Goldman is concerned the decision to implement a travel policy for employees seeking abortions would upset conservative politicians, Bloomberg reported.
Both JPMorgan and Goldman declined Bloomberg’s requests for comment.
Bank of America has gathered a team of employees to discuss what it can do if Roe v. Wade is struck down, Moynihan said on "CBS Mornings".
“It's the settled law of the land. We believe people should have that access," he said, adding his opinion does not reflect that of all of Bank of America's employees. "With all things like this, we look at what our team needs from us.

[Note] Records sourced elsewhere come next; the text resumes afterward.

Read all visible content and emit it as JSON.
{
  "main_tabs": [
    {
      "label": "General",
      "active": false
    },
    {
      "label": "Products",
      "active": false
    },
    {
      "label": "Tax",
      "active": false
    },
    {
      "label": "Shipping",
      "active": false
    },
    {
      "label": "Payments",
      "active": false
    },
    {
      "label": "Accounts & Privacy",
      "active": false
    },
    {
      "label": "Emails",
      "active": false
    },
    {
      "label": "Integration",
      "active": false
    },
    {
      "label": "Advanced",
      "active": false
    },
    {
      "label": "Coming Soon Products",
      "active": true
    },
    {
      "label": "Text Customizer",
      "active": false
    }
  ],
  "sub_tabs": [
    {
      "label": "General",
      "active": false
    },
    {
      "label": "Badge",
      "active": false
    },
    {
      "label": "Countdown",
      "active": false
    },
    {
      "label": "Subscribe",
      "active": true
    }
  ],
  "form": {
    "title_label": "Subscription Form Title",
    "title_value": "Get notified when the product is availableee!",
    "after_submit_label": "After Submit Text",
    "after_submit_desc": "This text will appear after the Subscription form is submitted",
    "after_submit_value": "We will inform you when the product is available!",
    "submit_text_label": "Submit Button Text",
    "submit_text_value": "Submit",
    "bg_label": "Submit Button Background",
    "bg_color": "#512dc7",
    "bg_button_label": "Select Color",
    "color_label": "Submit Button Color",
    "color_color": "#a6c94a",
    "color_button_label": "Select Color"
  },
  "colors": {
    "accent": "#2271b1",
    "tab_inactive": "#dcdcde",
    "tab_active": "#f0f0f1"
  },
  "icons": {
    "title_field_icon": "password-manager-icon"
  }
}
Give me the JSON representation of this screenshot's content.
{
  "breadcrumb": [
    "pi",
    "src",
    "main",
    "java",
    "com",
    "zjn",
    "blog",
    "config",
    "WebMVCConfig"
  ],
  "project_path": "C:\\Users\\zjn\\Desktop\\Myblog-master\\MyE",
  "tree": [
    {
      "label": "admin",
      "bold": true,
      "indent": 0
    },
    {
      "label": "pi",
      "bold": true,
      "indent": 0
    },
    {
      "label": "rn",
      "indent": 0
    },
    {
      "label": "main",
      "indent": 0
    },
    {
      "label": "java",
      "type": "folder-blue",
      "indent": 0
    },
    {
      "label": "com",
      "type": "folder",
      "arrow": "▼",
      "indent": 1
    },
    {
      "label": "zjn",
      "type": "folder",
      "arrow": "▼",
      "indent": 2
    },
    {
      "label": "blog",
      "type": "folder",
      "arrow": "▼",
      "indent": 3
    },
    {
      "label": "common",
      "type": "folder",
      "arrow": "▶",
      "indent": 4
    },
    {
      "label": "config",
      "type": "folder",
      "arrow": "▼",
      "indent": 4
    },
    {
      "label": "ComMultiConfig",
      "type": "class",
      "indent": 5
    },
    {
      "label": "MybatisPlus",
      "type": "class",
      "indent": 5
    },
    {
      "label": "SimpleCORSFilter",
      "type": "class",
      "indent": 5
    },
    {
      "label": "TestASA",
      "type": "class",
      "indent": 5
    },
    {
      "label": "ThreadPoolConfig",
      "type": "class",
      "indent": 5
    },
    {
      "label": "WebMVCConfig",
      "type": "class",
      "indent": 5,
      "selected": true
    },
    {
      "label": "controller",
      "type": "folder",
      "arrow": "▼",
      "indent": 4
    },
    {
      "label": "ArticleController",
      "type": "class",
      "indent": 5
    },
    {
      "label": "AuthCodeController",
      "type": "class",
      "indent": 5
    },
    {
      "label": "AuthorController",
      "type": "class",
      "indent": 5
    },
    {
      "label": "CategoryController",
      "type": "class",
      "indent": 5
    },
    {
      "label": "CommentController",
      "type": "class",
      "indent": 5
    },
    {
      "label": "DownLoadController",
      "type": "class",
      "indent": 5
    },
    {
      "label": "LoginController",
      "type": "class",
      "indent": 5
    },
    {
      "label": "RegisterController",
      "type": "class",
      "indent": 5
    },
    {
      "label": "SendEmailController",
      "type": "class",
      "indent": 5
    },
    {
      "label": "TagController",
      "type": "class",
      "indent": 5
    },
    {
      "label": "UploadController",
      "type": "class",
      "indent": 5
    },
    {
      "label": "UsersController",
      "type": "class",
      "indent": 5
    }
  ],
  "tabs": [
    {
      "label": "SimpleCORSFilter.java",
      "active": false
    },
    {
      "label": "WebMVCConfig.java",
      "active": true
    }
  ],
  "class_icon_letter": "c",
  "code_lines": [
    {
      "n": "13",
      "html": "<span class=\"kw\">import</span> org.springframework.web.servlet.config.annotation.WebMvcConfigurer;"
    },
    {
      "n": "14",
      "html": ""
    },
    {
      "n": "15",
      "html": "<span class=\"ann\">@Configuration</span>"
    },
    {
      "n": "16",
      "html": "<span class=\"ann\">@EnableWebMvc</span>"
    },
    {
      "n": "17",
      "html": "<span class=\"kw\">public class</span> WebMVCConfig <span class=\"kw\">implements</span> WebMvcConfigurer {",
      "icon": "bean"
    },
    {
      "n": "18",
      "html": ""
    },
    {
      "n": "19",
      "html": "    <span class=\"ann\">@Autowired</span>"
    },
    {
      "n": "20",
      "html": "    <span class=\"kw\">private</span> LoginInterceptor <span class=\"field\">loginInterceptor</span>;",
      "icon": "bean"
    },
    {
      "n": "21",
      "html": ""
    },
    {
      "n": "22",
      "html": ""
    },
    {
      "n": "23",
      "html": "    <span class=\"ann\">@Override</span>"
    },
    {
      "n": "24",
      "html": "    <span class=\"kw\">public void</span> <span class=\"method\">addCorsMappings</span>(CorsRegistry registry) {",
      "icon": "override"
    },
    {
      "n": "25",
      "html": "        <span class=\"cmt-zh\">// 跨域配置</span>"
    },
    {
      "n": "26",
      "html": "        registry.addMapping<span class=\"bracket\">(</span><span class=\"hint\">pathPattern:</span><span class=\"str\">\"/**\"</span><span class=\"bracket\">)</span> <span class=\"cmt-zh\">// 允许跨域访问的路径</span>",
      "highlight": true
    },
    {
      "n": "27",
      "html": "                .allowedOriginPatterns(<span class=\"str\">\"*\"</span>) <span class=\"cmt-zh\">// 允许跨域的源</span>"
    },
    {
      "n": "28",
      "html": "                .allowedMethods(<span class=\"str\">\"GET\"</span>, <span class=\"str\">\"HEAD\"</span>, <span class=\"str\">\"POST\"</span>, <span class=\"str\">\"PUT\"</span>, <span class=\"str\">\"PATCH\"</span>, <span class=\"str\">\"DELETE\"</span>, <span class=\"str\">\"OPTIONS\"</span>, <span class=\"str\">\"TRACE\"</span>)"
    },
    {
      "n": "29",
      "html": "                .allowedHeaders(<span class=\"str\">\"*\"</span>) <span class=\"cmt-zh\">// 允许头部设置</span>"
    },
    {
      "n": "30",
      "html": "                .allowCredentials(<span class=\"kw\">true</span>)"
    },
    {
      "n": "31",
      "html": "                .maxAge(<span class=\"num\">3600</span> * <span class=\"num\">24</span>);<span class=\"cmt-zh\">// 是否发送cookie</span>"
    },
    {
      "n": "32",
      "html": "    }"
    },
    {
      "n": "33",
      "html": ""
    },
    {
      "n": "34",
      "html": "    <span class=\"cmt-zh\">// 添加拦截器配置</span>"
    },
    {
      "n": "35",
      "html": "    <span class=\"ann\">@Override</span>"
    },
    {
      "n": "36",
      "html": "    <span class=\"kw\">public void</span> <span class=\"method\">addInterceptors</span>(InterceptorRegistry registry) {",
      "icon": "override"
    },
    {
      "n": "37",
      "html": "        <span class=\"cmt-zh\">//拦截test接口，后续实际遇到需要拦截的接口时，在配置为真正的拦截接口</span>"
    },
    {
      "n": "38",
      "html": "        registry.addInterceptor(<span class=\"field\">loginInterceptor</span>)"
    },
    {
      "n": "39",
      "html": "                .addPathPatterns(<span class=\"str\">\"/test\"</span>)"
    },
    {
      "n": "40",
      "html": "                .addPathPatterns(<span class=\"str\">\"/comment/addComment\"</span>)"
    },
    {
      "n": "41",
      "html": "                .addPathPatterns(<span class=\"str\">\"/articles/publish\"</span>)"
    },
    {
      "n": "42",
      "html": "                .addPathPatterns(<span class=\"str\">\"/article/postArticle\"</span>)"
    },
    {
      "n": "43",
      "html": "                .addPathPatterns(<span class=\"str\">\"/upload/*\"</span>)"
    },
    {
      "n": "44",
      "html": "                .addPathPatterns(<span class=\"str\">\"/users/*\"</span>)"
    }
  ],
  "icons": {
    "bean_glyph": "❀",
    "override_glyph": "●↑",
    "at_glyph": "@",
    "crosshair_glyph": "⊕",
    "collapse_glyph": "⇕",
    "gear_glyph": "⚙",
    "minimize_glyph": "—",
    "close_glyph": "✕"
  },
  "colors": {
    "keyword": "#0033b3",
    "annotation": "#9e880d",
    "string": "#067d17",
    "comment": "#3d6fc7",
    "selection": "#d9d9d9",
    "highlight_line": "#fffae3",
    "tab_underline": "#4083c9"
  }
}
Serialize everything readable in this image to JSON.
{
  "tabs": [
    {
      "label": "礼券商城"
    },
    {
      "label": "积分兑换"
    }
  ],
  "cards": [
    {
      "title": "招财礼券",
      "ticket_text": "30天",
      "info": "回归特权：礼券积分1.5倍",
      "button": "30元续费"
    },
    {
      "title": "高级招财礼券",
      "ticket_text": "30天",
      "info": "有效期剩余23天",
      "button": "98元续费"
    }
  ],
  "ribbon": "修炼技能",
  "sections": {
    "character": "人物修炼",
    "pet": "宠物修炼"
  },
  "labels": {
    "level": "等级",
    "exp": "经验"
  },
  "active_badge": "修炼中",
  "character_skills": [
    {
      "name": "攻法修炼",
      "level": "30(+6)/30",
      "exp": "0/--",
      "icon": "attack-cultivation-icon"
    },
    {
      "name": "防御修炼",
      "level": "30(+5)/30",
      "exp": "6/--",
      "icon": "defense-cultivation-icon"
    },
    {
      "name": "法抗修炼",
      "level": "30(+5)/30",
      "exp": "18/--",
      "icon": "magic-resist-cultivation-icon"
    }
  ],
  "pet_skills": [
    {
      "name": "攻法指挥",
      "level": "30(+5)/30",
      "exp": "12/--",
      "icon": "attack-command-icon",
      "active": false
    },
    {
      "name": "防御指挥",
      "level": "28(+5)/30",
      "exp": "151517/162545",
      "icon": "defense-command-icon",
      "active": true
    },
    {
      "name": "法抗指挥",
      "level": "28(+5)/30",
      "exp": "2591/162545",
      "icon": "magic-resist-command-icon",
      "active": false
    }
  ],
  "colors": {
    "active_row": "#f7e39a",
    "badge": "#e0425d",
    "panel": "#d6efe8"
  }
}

I could have a personal point of view, but that's not what we do.”
Moynihan also noted the Supreme Court draft is subject to change.
"First of all, the decision has to come down," he said. "And the leak and everything that you guys have been covering is tragic, in a sense."
Some companies, including New York City-based Citi, already cover travel costs for employees seeking out-of-state abortions, policies put in place as some states have instituted stricter abortion laws in recent months.
The bank announced in March that it will cover travel costs, including airfare and hotel expenses for employees seeking abortions, saying the move is in “response to changes in reproductive healthcare laws in certain states in the U.S.”
The policy has elicited pushback from Republican lawmakers in the House and Senate, who have called for their respective chambers to end their contractual relationships with the bank.
“This is an unfortunate move by Citi that will lead to the circumvention of state laws and unfettered access to elective abortions,” House Republicans wrote in a letter to the chamber’s chief administrator last month. “It has long been the policy of our legislative branch of government that taxpayer dollars not be used to fund abortion.”
Senate Republicans made similar demands last week, calling the bank’s policy “abortion tourism.”
The issue trickled into Citi’s annual general meeting, where the bank received 13 questions related to the travel policy.
In response to a shareholder who called the policy a “gross misuse of funds,” Citi CEO Jane Fraser said the bank’s decision to cover travel costs for abortion is a long-standing company policy, and not a political statement.
“We know this is a subject that people feel passionate about,” she said. “This benefit isn’t intended to be a statement about a very sensitive issue. What we did here was follow our past practices. We’ve covered reproductive health-care benefits for over 20 years, and our practice has also been to make sure our employees have the same health coverage no matter where in the U.S. they live.”